# magnet cleaners



## croatian2 (Mar 17, 2011)

looking for input here if magnetic glass cleaners work well. I have never used them.


----------



## mec102778 (Feb 17, 2011)

I just started using one that came with a tank I purchased from craigslist. Have to say all I could wish is that it was a little bigger, and I'm not sure why but this one doesn't slide.... very well. Kind of bounces and skipps but clean the inside of the tank very nice.

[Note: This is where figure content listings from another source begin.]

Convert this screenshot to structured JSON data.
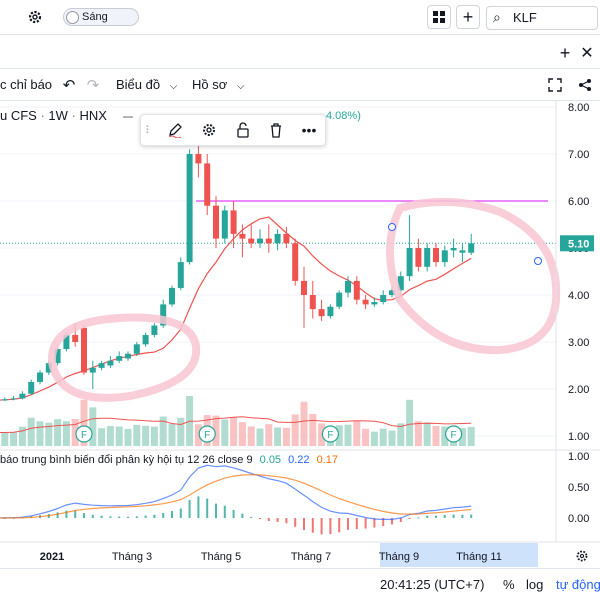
{
  "header": {
    "theme_label": "Sáng",
    "search_value": "KLF",
    "add_label": "+"
  },
  "toolbar": {
    "indicators_label": "c chỉ báo",
    "chart_type_label": "Biểu đồ",
    "profile_label": "Hồ sơ"
  },
  "legend": {
    "symbol_name": "u CFS",
    "interval": "1W",
    "exchange": "HNX",
    "change_text": "4.08%)"
  },
  "macd": {
    "label": "báo trung bình biến đổi phân kỳ hội tụ 12 26 close 9",
    "v1": "0.05",
    "v2": "0.22",
    "v3": "0.17",
    "color_macd": "#2962ff",
    "color_signal": "#ff6d00",
    "color_hist": "#ef5350"
  },
  "footer": {
    "time": "20:41:25 (UTC+7)",
    "percent": "%",
    "log": "log",
    "auto": "tự động"
  },
  "chart_data": {
    "type": "candlestick",
    "price_axis_ticks": [
      "8.00",
      "7.00",
      "6.00",
      "5.00",
      "4.00",
      "3.00",
      "2.00",
      "1.00"
    ],
    "last_price_label": "5.10",
    "x_tick_labels": [
      "2021",
      "Tháng 3",
      "Tháng 5",
      "Tháng 7",
      "Tháng 9",
      "Tháng 11"
    ],
    "macd_axis_ticks": [
      "1.00",
      "0.50",
      "0.00"
    ],
    "horizontal_line_price": 6.0,
    "colors": {
      "up": "#26a69a",
      "down": "#ef5350",
      "ma": "#ef5350",
      "hline": "#e040fb",
      "grid": "#f0f3fa"
    },
    "candles": [
      [
        1.75,
        1.8,
        1.72,
        1.76
      ],
      [
        1.76,
        1.82,
        1.74,
        1.78
      ],
      [
        1.78,
        1.85,
        1.76,
        1.8
      ],
      [
        1.8,
        1.95,
        1.78,
        1.9
      ],
      [
        1.9,
        2.2,
        1.88,
        2.15
      ],
      [
        2.15,
        2.4,
        2.1,
        2.35
      ],
      [
        2.35,
        2.6,
        2.3,
        2.55
      ],
      [
        2.55,
        2.9,
        2.5,
        2.85
      ],
      [
        2.85,
        3.2,
        2.8,
        3.15
      ],
      [
        3.15,
        3.4,
        2.9,
        3.0
      ],
      [
        3.3,
        3.35,
        2.3,
        2.35
      ],
      [
        2.35,
        2.6,
        2.0,
        2.45
      ],
      [
        2.45,
        2.6,
        2.4,
        2.55
      ],
      [
        2.5,
        2.7,
        2.45,
        2.6
      ],
      [
        2.6,
        2.8,
        2.55,
        2.7
      ],
      [
        2.65,
        2.8,
        2.6,
        2.75
      ],
      [
        2.75,
        3.0,
        2.7,
        2.95
      ],
      [
        2.95,
        3.2,
        2.9,
        3.15
      ],
      [
        3.15,
        3.4,
        3.1,
        3.35
      ],
      [
        3.35,
        3.9,
        3.3,
        3.8
      ],
      [
        3.8,
        4.2,
        3.75,
        4.15
      ],
      [
        4.15,
        4.8,
        4.1,
        4.7
      ],
      [
        4.7,
        7.1,
        4.65,
        7.0
      ],
      [
        7.0,
        7.3,
        6.5,
        6.8
      ],
      [
        6.8,
        7.0,
        5.7,
        5.9
      ],
      [
        5.9,
        6.1,
        5.0,
        5.2
      ],
      [
        5.2,
        5.9,
        5.1,
        5.8
      ],
      [
        5.8,
        6.0,
        5.0,
        5.3
      ],
      [
        5.3,
        5.5,
        4.8,
        5.2
      ],
      [
        5.2,
        5.5,
        5.0,
        5.1
      ],
      [
        5.1,
        5.4,
        5.0,
        5.2
      ],
      [
        5.2,
        5.5,
        4.9,
        5.1
      ],
      [
        5.1,
        5.4,
        4.95,
        5.3
      ],
      [
        5.3,
        5.45,
        5.0,
        5.1
      ],
      [
        5.1,
        5.2,
        4.2,
        4.3
      ],
      [
        4.3,
        4.6,
        3.3,
        4.0
      ],
      [
        4.0,
        4.3,
        3.5,
        3.7
      ],
      [
        3.7,
        3.9,
        3.45,
        3.55
      ],
      [
        3.55,
        3.8,
        3.5,
        3.75
      ],
      [
        3.75,
        4.1,
        3.7,
        4.05
      ],
      [
        4.05,
        4.4,
        3.95,
        4.3
      ],
      [
        4.3,
        4.4,
        3.8,
        3.9
      ],
      [
        3.9,
        4.0,
        3.7,
        3.8
      ],
      [
        3.8,
        3.95,
        3.75,
        3.85
      ],
      [
        3.85,
        4.1,
        3.8,
        4.0
      ],
      [
        4.0,
        4.2,
        3.95,
        4.1
      ],
      [
        4.1,
        4.5,
        4.0,
        4.4
      ],
      [
        4.4,
        5.7,
        4.3,
        5.0
      ],
      [
        5.0,
        5.2,
        4.5,
        4.6
      ],
      [
        4.6,
        5.1,
        4.5,
        5.0
      ],
      [
        5.0,
        5.1,
        4.6,
        4.7
      ],
      [
        4.7,
        5.05,
        4.6,
        4.95
      ],
      [
        4.95,
        5.2,
        4.8,
        5.0
      ],
      [
        4.9,
        5.1,
        4.7,
        4.95
      ],
      [
        4.9,
        5.3,
        4.85,
        5.1
      ]
    ]
  }
}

I love it and would recommend to at least get the cheap (little) one and give it a shot.


----------



## M1ster Stanl3y (Dec 10, 2010)

I'm the oppisite, it does some cleaning but not enough to skimp on regular tank maintance, I use mine to wipe the water marks from evaperation


----------



## jrman83 (Jul 9, 2010)

They work well, but I would just recommend scrubbing your glass when you do your weekly maintenance, assuming it is weekly. Just be careful that nothing get underneath it or you can scratch your glass very easily.


----------



## WhiteGloveAquatics (Sep 3, 2009)

I spent the extra cash and got the mag float ones, they clean the glass crystal clean. I am very impressed with them.


----------



## phys (Feb 4, 2011)

I purchased a nano-mag for my tanks and it works quite well. I dont have a lot of stuff on my tank to begin with except on my sw so this does quite well.


----------



## snail (Aug 6, 2010)

I don't usually need to use anything else to clean my glass, and they do a good job. Just need to be careful no little bits of grit or sand get stuck between and scratch your glass, as mentioned.


----------



## roacan (Dec 25, 2010)

I got a small mag float as well and it cleaned some green algae sticking in the glass.


----------



## swampcat874 (Dec 12, 2010)

Works well on my 55 gallon Not so well on my 100 gallon , glass to thick.


----------



## danilykins (Dec 22, 2010)

I have a magnet float. When I came home from vacation my glass was covered in algae, I used the magnet float and it scrubbed it right off. You have to move it in circles or it will leave tiny stripes lol but it works pretty well.


----------